Most importantly, considering he gets most of the film’s screen time (even though his story is not his own), LaBeouf proves that given an actual multi-faceted adult to play he can do so, and so well. Like all young traders, Jake wants to be one of the big boys, even if it means going to work for his rival. One of the great pleasures of the film, in fact, is watching Jake come unraveled as his various well-intentioned deceits pile up around him, like a living approximation of the stock market he’s working in.

The only actor, unfortunately, to not get the benefit of these stories is Mulligan, who never has an opportunity to do much beyond being a foil for whatever the plot requires, often with quite a bit of mood whiplash involved. In one scene, as Jake tries to talk her into signing her trust fund over to him, she has to go from incredulity to anger to gleeful acceptance, all within the space of about 45 seconds.

And for all “Money Never Sleeps” does well – from its strangely compelling David Byrne soundtrack to its elegant camerawork from Rodrigo Prieto – its reach often outstrips its grasp.

Unsurprisingly for a Stone film, there seems to be an irresistible urge to pack as much commentary as possible about the economic collapse and the world that engendered, and that’s on top of a film already packed with character and drama.

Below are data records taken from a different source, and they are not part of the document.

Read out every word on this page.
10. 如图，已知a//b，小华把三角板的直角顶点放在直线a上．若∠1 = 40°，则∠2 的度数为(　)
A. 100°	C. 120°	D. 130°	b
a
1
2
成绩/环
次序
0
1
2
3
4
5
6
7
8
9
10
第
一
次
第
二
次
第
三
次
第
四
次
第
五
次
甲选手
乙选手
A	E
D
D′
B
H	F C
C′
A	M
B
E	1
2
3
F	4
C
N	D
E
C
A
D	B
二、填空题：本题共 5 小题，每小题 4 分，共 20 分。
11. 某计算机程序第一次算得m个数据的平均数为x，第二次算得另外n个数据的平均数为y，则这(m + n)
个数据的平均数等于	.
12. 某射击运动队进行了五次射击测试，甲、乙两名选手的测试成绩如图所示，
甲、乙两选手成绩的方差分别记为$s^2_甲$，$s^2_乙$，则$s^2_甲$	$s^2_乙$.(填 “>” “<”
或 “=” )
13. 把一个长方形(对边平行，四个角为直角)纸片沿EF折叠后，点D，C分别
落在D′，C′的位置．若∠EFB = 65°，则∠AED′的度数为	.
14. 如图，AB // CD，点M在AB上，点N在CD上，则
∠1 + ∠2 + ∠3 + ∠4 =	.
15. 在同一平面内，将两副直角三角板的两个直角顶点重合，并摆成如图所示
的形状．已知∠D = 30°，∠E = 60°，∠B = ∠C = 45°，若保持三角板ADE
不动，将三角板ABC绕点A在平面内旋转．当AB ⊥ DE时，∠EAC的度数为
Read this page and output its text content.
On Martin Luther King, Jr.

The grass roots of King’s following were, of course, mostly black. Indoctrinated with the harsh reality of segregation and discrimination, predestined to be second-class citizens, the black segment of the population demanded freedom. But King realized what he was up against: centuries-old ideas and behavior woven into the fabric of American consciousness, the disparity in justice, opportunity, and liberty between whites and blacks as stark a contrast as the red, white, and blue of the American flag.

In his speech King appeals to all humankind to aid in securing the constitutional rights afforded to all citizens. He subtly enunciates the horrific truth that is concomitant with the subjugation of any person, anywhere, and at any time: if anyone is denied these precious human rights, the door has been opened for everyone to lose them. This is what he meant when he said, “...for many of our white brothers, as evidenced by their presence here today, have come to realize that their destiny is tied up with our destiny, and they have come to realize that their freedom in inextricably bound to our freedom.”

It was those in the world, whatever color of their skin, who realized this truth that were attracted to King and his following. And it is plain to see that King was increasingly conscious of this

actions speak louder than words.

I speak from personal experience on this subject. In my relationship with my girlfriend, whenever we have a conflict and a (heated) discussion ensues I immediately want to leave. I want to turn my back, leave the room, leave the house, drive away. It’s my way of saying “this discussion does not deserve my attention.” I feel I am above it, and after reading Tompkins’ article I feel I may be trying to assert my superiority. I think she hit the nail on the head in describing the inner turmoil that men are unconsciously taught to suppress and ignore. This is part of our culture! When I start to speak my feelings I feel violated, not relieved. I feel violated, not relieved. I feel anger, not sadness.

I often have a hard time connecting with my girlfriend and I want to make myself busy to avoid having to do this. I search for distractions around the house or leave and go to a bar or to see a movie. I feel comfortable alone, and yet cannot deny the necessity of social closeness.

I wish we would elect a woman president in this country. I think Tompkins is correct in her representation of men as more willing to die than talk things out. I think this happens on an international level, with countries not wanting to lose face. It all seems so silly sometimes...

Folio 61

What you end up with are essentially five different plots all working at once and not always to each other’s benefit. Centrally to everything, you have Jake’s relationship with Winnie and Gekko’s attempts to worm his way into it. At the same time there are various subplots about the collapse itself, trying to point a heavy hand at the greed which caused it (embodied by real estate speculator Susan Sarandon as Jake’s Mother), and the way traders ostensibly knew it was coming and began placing bets against it to make money on the collapse without warning anyone about their suspicions.

If that weren’t a wide enough field, Stone tries to drag clean energy into the fold as well, as embodied in Jake’s idealistic boosting of an experimental fusion lab who he is trying to raise money for, but which mainly exists to show that a) Jake is a good guy (because he really believes in clean energy, not just money) and b) big oil is keeping clean energy from every happening by forcing money to be spent only on projects which won’t work. If that sounds like a real stretch to add in just in the description of it, it is even more so in the film.

It mainly becomes noticeably in the last act, which is given over to quite a bit of moralizing, something which intuitively only Gekko is actually good at. After two hours of drama and an intentional, artistic lack of satisfaction (building Gekko into a monster who understands what he is but can’t do anything about it) everything gets pushed aside for an attempt at a feel good ending that no one has done anything to earn.

It’s too bad, there really is a lot to like about “Wall Street: Money Never Sleeps,” but ultimately, like the trader’s they’re chronicling, the filmmakers are unable to resist the impulse to have their cake and eat it too. It’s still worth a look for Douglas’ excellent portrayal of aging, reflective villainy, but it could have been much more.